Pour autant, difficile de dire que la Draft d’Earl Lloyd est une surprise. Les mentalités changent – même lentement – et quand il sort de son essai avec les Capitols, il se rend bien compte qu’il a le niveau. Ce qui ne l’empêche pas d’être déconnecté puisque c’est une camarade sur le campus qui lui annonce qu’elle a entendu son nom à la radio parce qu’il a été drafté par une équipe professionnelle appelée Washington Capitols. Une nouvelle qui n’enchante pas Abe Saperstein car malgré l’absence d’accord, il était persuadé qu’il ne s’agissait que d’une question de temps avant que Lloyd ne rejoigne les Globetrotters. À tort tant le joueur a peu apprécié les conditions réservées aux joueurs afro-américains par Saperstein.

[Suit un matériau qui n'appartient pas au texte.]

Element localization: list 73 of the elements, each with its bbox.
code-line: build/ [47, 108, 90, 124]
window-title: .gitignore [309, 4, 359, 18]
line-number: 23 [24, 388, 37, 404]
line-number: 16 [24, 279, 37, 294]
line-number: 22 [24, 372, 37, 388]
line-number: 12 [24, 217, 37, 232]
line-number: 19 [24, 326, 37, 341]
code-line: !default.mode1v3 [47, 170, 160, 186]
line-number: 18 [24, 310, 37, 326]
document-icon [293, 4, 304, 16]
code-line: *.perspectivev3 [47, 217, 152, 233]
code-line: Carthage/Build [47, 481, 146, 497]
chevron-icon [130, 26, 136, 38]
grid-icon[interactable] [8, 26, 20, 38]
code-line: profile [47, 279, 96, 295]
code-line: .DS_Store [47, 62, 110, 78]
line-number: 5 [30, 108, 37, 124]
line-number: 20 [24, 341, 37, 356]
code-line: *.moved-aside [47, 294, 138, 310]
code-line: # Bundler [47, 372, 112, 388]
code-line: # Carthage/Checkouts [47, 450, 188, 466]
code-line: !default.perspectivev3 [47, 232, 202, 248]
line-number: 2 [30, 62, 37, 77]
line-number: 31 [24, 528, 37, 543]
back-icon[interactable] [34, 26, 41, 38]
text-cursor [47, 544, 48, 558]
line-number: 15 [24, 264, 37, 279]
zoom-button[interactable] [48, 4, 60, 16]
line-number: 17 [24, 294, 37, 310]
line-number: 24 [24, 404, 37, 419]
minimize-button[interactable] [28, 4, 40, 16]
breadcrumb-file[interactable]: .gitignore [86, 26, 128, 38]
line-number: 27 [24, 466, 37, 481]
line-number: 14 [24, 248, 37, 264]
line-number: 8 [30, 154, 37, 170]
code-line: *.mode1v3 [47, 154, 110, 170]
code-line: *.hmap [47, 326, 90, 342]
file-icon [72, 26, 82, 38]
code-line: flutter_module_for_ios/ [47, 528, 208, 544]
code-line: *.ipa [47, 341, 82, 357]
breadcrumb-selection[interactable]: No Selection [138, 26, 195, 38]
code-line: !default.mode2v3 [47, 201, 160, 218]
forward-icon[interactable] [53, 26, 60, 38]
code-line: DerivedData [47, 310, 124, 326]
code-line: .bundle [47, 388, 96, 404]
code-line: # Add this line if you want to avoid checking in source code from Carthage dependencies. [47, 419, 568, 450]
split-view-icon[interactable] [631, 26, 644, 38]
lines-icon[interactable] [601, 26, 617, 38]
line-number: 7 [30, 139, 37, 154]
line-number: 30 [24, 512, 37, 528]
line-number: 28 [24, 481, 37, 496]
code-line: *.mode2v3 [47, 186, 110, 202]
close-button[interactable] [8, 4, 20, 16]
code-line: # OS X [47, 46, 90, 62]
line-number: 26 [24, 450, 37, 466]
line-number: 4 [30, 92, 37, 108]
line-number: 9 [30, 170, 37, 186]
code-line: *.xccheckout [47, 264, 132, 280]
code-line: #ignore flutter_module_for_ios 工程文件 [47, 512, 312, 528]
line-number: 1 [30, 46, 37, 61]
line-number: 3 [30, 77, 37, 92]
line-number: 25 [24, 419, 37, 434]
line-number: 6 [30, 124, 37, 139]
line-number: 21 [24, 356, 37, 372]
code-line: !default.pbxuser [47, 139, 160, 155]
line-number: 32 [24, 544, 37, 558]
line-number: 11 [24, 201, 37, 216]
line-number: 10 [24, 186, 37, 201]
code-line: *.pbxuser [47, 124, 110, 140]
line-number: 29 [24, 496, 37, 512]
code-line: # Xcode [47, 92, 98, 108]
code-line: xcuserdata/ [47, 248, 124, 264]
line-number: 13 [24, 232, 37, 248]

À partir du moment où les Capitols ont décidé de miser sur lui, Earl Lloyd sait qu’il doit tenter le coup, tout donner pour saisir cette opportunité. Des années après, il mesure la chance qu’il a eu quand d’autres – dont Harold Hunter – n’ont pas pu jouer en NBA :
“En sortant de CIAA, il y avait un paquet de gars qui auraient pu le faire [jouer en NBA] et je crois fortement au timing. On a joué le tournoi de conférence dans l’enceinte d’une équipe pro et ils m’ont observé sans que je le sache. Me voilà, un gamin d’Alexandria, et j’étais au bon endroit au bon moment.”
Quelques semaines plus tard, le timing sera encore favorable à Earl Lloyd : des trois pionniers a débuté la saison régulière NBA 1950-51, il est celui dont l’équipe joue le premier match le plus tôt. Ce qui fait de lui le premier Afro-américain a disputé une rencontre NBA.